Bánh Tráng Nướng Recipe
4 rice paper wrappers
4 eggs
4 green onions, sliced
Chopped red onion
6 Tbsp. Fried shallots or onions
1/2 c. Pork floss, crumbled bacon, sliced ham, and/or small dried shrimp
Kewpie Mayo

Place one rice paper wrapper in a nonstick skillet over medium-high heat. Top with a quarter of the green onions and crack one egg on top. Sprinkle lightly with salt and pepper and spread the gg with a fork. Spread the egg to the edges of the wrapper. Don't worry if it spills over, it will cook the same. Spread the egg around a little to help it cook. 

Continue cooking until the rice paper if golden and browned in spots on the bottom. 

Remove from the pan and top with red onion, shallots, and meat of choice. Drizzle with kewpie mayo and siracha. Fold in half and enjoy!

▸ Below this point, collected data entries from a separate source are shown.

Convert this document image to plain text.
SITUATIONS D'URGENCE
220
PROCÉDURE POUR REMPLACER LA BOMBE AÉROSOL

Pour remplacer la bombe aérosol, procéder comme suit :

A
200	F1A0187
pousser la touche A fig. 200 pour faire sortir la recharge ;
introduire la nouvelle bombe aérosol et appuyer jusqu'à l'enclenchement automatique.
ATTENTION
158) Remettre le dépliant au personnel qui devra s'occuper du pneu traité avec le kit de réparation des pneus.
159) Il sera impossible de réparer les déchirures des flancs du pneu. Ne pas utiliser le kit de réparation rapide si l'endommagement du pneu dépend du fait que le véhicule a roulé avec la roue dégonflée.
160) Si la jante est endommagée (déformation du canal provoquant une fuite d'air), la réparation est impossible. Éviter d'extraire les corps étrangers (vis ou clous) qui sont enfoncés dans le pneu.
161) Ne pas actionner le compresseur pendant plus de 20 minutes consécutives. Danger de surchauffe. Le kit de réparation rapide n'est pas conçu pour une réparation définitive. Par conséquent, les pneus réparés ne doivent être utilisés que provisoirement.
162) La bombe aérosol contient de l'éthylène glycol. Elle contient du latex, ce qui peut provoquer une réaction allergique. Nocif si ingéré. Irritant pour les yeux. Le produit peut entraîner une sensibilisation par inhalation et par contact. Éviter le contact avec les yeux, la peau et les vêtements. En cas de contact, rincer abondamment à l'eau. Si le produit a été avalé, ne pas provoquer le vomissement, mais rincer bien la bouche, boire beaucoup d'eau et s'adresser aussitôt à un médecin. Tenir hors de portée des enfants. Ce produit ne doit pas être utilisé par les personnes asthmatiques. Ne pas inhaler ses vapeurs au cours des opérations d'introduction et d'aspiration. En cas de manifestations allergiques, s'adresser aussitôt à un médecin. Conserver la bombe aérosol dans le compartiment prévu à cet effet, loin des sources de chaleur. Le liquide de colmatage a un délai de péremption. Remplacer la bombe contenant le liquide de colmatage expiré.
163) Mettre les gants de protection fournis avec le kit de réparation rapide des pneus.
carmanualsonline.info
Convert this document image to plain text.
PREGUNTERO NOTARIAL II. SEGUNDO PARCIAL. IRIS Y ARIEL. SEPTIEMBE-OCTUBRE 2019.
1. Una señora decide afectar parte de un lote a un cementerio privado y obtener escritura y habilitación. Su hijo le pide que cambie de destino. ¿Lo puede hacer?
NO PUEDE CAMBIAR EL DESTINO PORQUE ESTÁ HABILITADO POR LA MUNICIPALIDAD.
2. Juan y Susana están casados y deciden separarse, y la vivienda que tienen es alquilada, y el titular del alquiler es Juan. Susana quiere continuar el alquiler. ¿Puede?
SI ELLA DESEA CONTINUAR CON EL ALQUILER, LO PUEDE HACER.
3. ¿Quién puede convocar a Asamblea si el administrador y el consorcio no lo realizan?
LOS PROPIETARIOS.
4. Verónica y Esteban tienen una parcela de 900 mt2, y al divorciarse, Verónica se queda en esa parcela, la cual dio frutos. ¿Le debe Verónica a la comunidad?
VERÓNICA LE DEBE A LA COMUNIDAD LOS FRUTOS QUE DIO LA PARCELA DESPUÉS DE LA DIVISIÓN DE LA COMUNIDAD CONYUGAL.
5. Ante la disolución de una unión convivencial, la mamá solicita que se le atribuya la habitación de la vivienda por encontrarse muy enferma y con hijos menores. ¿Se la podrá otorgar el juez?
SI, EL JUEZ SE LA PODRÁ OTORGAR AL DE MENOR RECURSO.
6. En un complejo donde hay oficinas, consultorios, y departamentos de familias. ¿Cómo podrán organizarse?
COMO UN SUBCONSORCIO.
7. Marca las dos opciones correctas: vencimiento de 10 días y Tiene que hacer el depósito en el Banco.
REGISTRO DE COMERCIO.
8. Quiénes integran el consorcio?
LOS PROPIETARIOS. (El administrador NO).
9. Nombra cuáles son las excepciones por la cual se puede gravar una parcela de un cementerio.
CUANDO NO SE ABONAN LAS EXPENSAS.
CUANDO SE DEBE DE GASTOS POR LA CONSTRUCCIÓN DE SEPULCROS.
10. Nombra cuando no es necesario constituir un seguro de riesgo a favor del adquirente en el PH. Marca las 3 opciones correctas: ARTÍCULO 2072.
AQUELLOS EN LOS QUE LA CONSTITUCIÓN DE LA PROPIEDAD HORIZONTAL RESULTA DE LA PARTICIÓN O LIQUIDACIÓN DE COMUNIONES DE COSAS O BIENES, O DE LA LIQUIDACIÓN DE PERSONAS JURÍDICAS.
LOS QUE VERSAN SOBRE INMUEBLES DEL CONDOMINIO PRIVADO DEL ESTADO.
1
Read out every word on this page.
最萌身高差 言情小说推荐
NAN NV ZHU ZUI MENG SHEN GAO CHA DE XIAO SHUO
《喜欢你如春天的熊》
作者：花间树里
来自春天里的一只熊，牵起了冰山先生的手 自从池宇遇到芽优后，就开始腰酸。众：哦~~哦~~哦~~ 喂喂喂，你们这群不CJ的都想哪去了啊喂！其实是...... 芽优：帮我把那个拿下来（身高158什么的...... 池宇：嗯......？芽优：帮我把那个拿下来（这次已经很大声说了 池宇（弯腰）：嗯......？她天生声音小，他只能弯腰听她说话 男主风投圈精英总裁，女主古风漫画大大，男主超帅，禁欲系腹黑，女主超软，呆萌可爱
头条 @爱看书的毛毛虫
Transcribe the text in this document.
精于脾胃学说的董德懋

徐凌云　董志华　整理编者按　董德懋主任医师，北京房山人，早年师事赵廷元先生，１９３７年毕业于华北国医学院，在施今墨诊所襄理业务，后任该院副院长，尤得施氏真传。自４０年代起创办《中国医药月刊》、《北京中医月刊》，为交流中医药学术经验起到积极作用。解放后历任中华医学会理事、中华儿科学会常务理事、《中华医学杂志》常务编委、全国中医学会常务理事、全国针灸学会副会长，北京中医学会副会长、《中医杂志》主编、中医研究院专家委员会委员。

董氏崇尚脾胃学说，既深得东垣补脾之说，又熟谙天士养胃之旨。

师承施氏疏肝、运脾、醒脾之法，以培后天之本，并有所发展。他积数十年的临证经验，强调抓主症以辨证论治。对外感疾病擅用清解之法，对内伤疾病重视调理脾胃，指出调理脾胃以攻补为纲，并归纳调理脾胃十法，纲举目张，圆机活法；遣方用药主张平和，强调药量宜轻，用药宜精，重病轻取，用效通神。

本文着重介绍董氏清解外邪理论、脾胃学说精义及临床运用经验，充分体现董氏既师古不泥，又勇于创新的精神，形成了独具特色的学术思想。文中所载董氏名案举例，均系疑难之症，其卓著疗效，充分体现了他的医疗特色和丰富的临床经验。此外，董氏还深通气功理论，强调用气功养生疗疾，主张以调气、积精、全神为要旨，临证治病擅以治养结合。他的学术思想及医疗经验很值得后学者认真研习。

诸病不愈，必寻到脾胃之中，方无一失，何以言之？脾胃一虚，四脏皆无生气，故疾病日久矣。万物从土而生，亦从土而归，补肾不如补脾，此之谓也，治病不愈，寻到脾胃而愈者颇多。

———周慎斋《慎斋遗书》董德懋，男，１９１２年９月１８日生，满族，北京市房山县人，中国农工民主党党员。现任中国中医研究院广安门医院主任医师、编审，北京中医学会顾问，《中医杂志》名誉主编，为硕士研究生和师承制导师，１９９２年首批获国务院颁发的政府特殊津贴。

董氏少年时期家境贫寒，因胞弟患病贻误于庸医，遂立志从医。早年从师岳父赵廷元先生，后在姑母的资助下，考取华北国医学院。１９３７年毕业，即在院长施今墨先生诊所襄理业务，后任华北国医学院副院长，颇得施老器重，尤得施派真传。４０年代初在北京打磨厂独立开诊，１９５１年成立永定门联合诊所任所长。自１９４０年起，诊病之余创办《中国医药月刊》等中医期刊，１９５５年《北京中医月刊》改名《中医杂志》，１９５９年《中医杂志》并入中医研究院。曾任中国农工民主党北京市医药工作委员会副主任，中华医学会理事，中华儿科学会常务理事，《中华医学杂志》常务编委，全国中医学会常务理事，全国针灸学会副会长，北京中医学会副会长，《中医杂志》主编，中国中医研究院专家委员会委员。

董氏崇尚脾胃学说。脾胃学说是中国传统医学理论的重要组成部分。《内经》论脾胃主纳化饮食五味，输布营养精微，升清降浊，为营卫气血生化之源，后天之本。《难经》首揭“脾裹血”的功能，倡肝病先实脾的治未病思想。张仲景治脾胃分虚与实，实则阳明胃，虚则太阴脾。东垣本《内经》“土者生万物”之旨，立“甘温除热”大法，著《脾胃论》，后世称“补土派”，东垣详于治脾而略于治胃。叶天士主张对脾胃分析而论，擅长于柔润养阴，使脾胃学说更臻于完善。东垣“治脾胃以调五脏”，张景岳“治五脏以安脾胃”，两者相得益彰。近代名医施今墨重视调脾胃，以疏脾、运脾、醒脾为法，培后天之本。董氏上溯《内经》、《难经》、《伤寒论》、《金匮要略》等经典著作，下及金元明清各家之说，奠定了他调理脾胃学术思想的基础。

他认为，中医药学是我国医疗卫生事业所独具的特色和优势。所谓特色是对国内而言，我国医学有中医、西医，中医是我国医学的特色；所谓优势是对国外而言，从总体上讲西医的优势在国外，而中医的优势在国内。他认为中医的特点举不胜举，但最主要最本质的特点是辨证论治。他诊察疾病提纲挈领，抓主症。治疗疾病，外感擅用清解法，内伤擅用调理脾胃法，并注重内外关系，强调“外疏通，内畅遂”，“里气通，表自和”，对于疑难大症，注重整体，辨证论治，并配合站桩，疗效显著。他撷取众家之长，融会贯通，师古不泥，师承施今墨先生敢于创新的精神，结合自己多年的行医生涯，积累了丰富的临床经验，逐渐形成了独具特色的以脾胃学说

  1. I have never seen the rice paper used in this way. Wow. Thanks for sharing.

  2. I haven't seen this type recipe before either and am definitely intriqued.

  3. This is an easy way to make this, because I have seen them make it a open fire grill. Must try this method, thanks for sharing!

  4. This looks like such a fun and tasty breakfast or snack! I will have to try these SOON!

  5. What an interesting way to use rice paper wrappers! It looks so tasty, too. Thanks for the idea - will definitely try it.

  6. This is packed with tons of flavors and is a filling breakfast. So many ways to use rice paper and I would like to try variations of this.